In a medium bowl, using a firm spatula, blend together 4 tablespoons unsalted butter, 2 tablespoons cream cheese, and 1 cup of powdered sugar.  Add just a dash of vanilla extract and a sprinkle of cinnamon if you’d like.  Mixture will be thick.

Cut a small tip off of a zip lock bag (you can also use a small round cake decorating tip).  Fold down the sides of the bag and scoop the frosting into the bag.  Pipe crosses onto completely cooked biscuits and serve.

Biscuits are best served the day they are made, but will last, well wrapped at room temperature, for one day.

148 thoughts on “Hot Cross Biscuits

  1. These look like a nice twist on traditional, NON-ICED, HCBs! I had never had one until moving to England, but I have never run across any with icing (although icing never hurt anything!)…here the crosses are built in and made of dough. Hot cross biscuits…nothing wrong with that! Yum! And I would totally be one of those heavy handed frosters! There are few icings better than cream cheese icing, or maybe there isn’t any!

  2. Your last instruction (pipe crosses…)~ did you mean completely cooked biscuits, or completely cooled?

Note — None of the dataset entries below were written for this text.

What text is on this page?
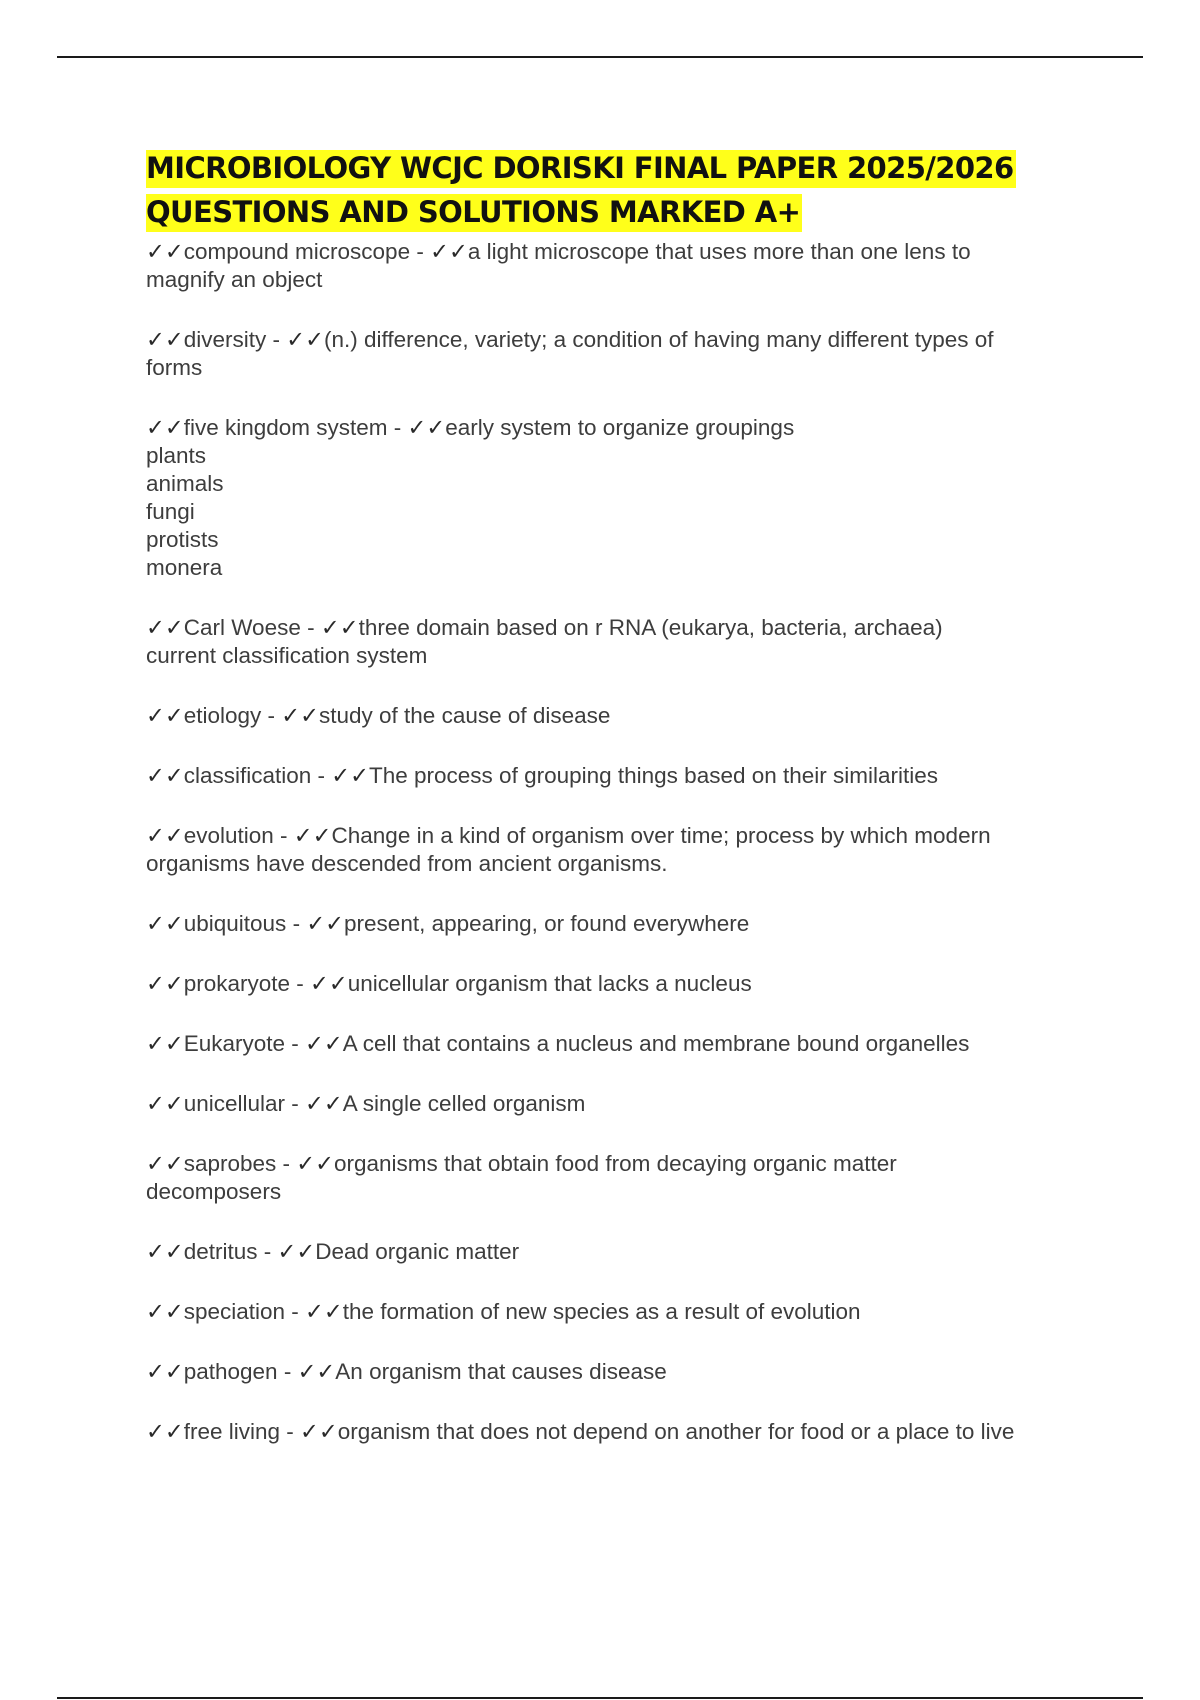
MICROBIOLOGY WCJC DORISKI FINAL PAPER 2025/2026
QUESTIONS AND SOLUTIONS MARKED A+
✓✓compound microscope - ✓✓a light microscope that uses more than one lens to
magnify an object
✓✓diversity - ✓✓(n.) difference, variety; a condition of having many different types of
forms
✓✓five kingdom system - ✓✓early system to organize groupings
plants
animals
fungi
protists
monera
✓✓Carl Woese - ✓✓three domain based on r RNA (eukarya, bacteria, archaea)
current classification system
✓✓etiology - ✓✓study of the cause of disease
✓✓classification - ✓✓The process of grouping things based on their similarities
✓✓evolution - ✓✓Change in a kind of organism over time; process by which modern
organisms have descended from ancient organisms.
✓✓ubiquitous - ✓✓present, appearing, or found everywhere
✓✓prokaryote - ✓✓unicellular organism that lacks a nucleus
✓✓Eukaryote - ✓✓A cell that contains a nucleus and membrane bound organelles
✓✓unicellular - ✓✓A single celled organism
✓✓saprobes - ✓✓organisms that obtain food from decaying organic matter
decomposers
✓✓detritus - ✓✓Dead organic matter
✓✓speciation - ✓✓the formation of new species as a result of evolution
✓✓pathogen - ✓✓An organism that causes disease
✓✓free living - ✓✓organism that does not depend on another for food or a place to live
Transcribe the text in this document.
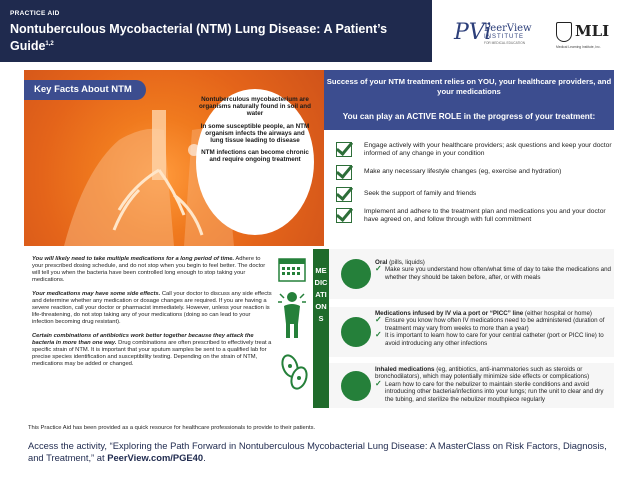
PRACTICE AID
Nontuberculous Mycobacterial (NTM) Lung Disease: A Patient’s Guide$^{1,2}$	PVi
PeerView
INSTITUTE
FOR MEDICAL EDUCATION
MLI
Medical Learning Institute, Inc.
Key Facts About NTM

Nontuberculous mycobacterium are organisms naturally found in soil and water

In some susceptible people, an NTM organism infects the airways and lung tissue leading to disease

NTM infections can become chronic and require ongoing treatment

Success of your NTM treatment relies on YOU, your healthcare providers, and your medications
You can play an ACTIVE ROLE in the progress of your treatment:
Engage actively with your healthcare providers; ask questions and keep your doctor informed of any change in your condition
Make any necessary lifestyle changes (eg, exercise and hydration)
Seek the support of family and friends
Implement and adhere to the treatment plan and medications you and your doctor have agreed on, and follow through with full commitment

You will likely need to take multiple medications for a long period of time. Adhere to your prescribed dosing schedule, and do not stop when you begin to feel better. The doctor will tell you when the bacteria have been controlled long enough to stop taking your medications.

Your medications may have some side effects. Call your doctor to discuss any side effects and determine whether any medication or dosage changes are required. If you are having a severe reaction, call your doctor or pharmacist immediately. However, unless your reaction is life-threatening, do not stop taking any of your medications (doing so can lead to your infection becoming drug resistant).

Certain combinations of antibiotics work better together because they attack the bacteria in more than one way. Drug combinations are often prescribed to effectively treat a specific strain of NTM. It is important that your sputum samples be sent to a qualified lab for precise species identification and susceptibility testing. Depending on the strain of NTM, medications may be added or changed.

MEDICATIONS
Oral (pills, liquids)
✓ Make sure you understand how often/what time of day to take the medications and whether they should be taken before, after, or with meals
Medications infused by IV via a port or “PICC” line (either hospital or home)
✓ Ensure you know how often IV medications need to be administered (duration of treatment may vary from weeks to more than a year)
✓ It is important to learn how to care for your central catheter (port or PICC line) to avoid introducing any other infections
Inhaled medications (eg, antibiotics, anti-inammatories such as steroids or bronchodilators), which may potentially minimize side effects or complications)
✓ Learn how to care for the nebulizer to maintain sterile conditions and avoid introducing other bacteria/infections into your lungs; run the unit to clear and dry the tubing, and sterilize the nebulizer mouthpiece regularly
This Practice Aid has been provided as a quick resource for healthcare professionals to provide to their patients.
Access the activity, “Exploring the Path Forward in Nontuberculous Mycobacterial Lung Disease: A MasterClass on Risk Factors, Diagnosis, and Treatment,” at PeerView.com/PGE40.
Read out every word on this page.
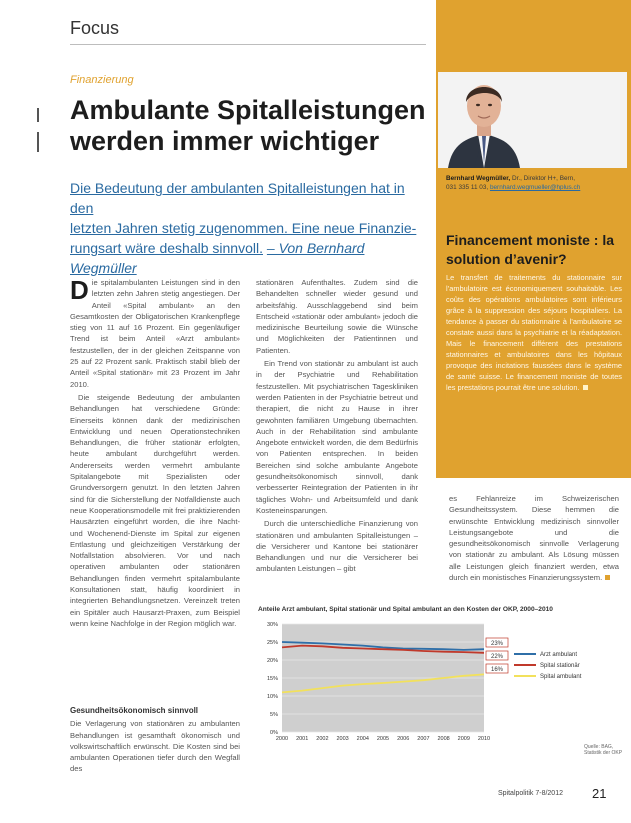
Focus
Finanzierung
Ambulante Spitalleistungen werden immer wichtiger
Die Bedeutung der ambulanten Spitalleistungen hat in den
letzten Jahren stetig zugenommen. Eine neue Finanzie-
rungsart wäre deshalb sinnvoll. – Von Bernhard Wegmüller

Die spitalambulanten Leistungen sind in den letzten zehn Jahren stetig angestiegen. Der Anteil «Spital ambulant» an den Gesamtkosten der Obligatorischen Krankenpflege stieg von 11 auf 16 Prozent. Ein gegenläufiger Trend ist beim Anteil «Arzt ambulant» festzustellen, der in der gleichen Zeitspanne von 25 auf 22 Prozent sank. Praktisch stabil blieb der Anteil «Spital stationär» mit 23 Prozent im Jahr 2010.

Die steigende Bedeutung der ambulanten Behandlungen hat verschiedene Gründe: Einerseits können dank der medizinischen Entwicklung und neuen Operationstechniken Behandlungen, die früher stationär erfolgten, heute ambulant durchgeführt werden. Andererseits werden vermehrt ambulante Spitalangebote mit Spezialisten oder Grundversorgern genutzt. In den letzten Jahren sind für die Sicherstellung der Notfalldienste auch neue Kooperationsmodelle mit frei praktizierenden Hausärzten eingeführt worden, die ihre Nacht- und Wochenend-Dienste im Spital zur eigenen Entlastung und gleichzeitigen Verstärkung der Notfallstation absolvieren. Vor und nach operativen ambulanten oder stationären Behandlungen finden vermehrt spitalambulante Konsultationen statt, häufig koordiniert in integrierten Behandlungsnetzen. Vereinzelt treten ein Spitäler auch Hausarzt-Praxen, zum Beispiel wenn keine Nachfolge in der Region möglich war.

Gesundheitsökonomisch sinnvoll

Die Verlagerung von stationären zu ambulanten Behandlungen ist gesamthaft ökonomisch und volkswirtschaftlich erwünscht. Die Kosten sind bei ambulanten Operationen tiefer durch den Wegfall des

stationären Aufenthaltes. Zudem sind die Behandelten schneller wieder gesund und arbeitsfähig. Ausschlaggebend sind beim Entscheid «stationär oder ambulant» jedoch die medizinische Beurteilung sowie die Wünsche und Möglichkeiten der Patientinnen und Patienten.

Ein Trend von stationär zu ambulant ist auch in der Psychiatrie und Rehabilitation festzustellen. Mit psychiatrischen Tageskliniken werden Patienten in der Psychiatrie betreut und therapiert, die nicht zu Hause in ihrer gewohnten familiären Umgebung übernachten. Auch in der Rehabilitation sind ambulante Angebote entwickelt worden, die dem Bedürfnis von Patienten entsprechen. In beiden Bereichen sind solche ambulante Angebote gesundheitsökonomisch sinnvoll, dank verbesserter Reintegration der Patienten in ihr tägliches Wohn- und Arbeitsumfeld und dank Kosteneinsparungen.

Durch die unterschiedliche Finanzierung von stationären und ambulanten Spitalleistungen – die Versicherer und Kantone bei stationärer Behandlungen und nur die Versicherer bei ambulanten Leistungen – gibt

Bernhard Wegmüller, Dr., Direktor H+, Bern,
031 335 11 03, bernhard.wegmueller@hplus.ch
Financement moniste : la solution d’avenir?
Le transfert de traitements du stationnaire sur l’ambulatoire est économiquement souhaitable. Les coûts des opérations ambulatoires sont inférieurs grâce à la suppression des séjours hospitaliers. La tendance à passer du stationnaire à l’ambulatoire se constate aussi dans la psychiatrie et la réadaptation. Mais le financement différent des prestations stationnaires et ambulatoires dans les hôpitaux provoque des incitations faussées dans le système de santé suisse. Le financement moniste de toutes les prestations pourrait être une solution.
es Fehlanreize im Schweizerischen Gesundheitssystem. Diese hemmen die erwünschte Entwicklung medizinisch sinnvoller Leistungsangebote und die gesundheitsökonomisch sinnvolle Verlagerung von stationär zu ambulant. Als Lösung müssen alle Leistungen gleich finanziert werden, etwa durch ein monistisches Finanzierungssystem.
Anteile Arzt ambulant, Spital stationär und Spital ambulant an den Kosten der OKP, 2000–2010
0%
5%
10%
15%
20%
25%
30%
2000 2001 2002 2003 2004 2005 2006 2007 2008 2009 2010
23%
Arzt ambulant
22%
Spital stationär
16%
Spital ambulant
Quelle: BAG, Statistik der OKP
Spitalpolitik 7-8/2012 21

    I’m one of those on a 3 week Daniel fast. No sugar, dairy, meat. Just fruits and veggies and water. So, yeah, your yummy desserts are getting to me. But God is good.

    I just keep collecting the printed recipes until I can use them…Easter!

  3. Lazy buns! I will make these to impress the gf’s parents (meeting them for the first time Easter weekend). Will obviously make a ahem, practice batches. Thanks!

  4. You are always so creative! I think your lazy twist made those biscuits look so fabulous. Hmm…sadly I think you might not like me, because cream cheese and I are not friends. I’d break out in rash after that. Still, it’s really awesome to just feast my eyes on these gorgeous treats:)

  5. I, too, was put off making hot cross buns in the past because of the ‘faff factor’. These do look good – and is it also wrong to agree with Kathryn that chocolate would be a good addition?

  6. I, too, was put off making hot cross buns in the past because of the ‘faff factor’. These do lookk good – and is it also wrong to agree with Kathryn that chocolate would be a good addition?

  7. we’ve adopted Scone Friday at the school where I work in Budapest, Hungary. this would be an acceptable substitute. and YES. Everyone should adopt Scone Friday. And I mean everyone.

  8. I’ve never bothered making hot cross buns as they always seemed like so much faff but these seem very manageable. Is it wrong though that I immediately started thinking about adding chocolate to them?

  9. What a funky take on the traditional hot cross buns! I totally agree with you Joy, this is the time of year where the green light gets given for eating your entire body weight in chocolate, hot cross buns, Easter biscuits, simnel cake… I could go on!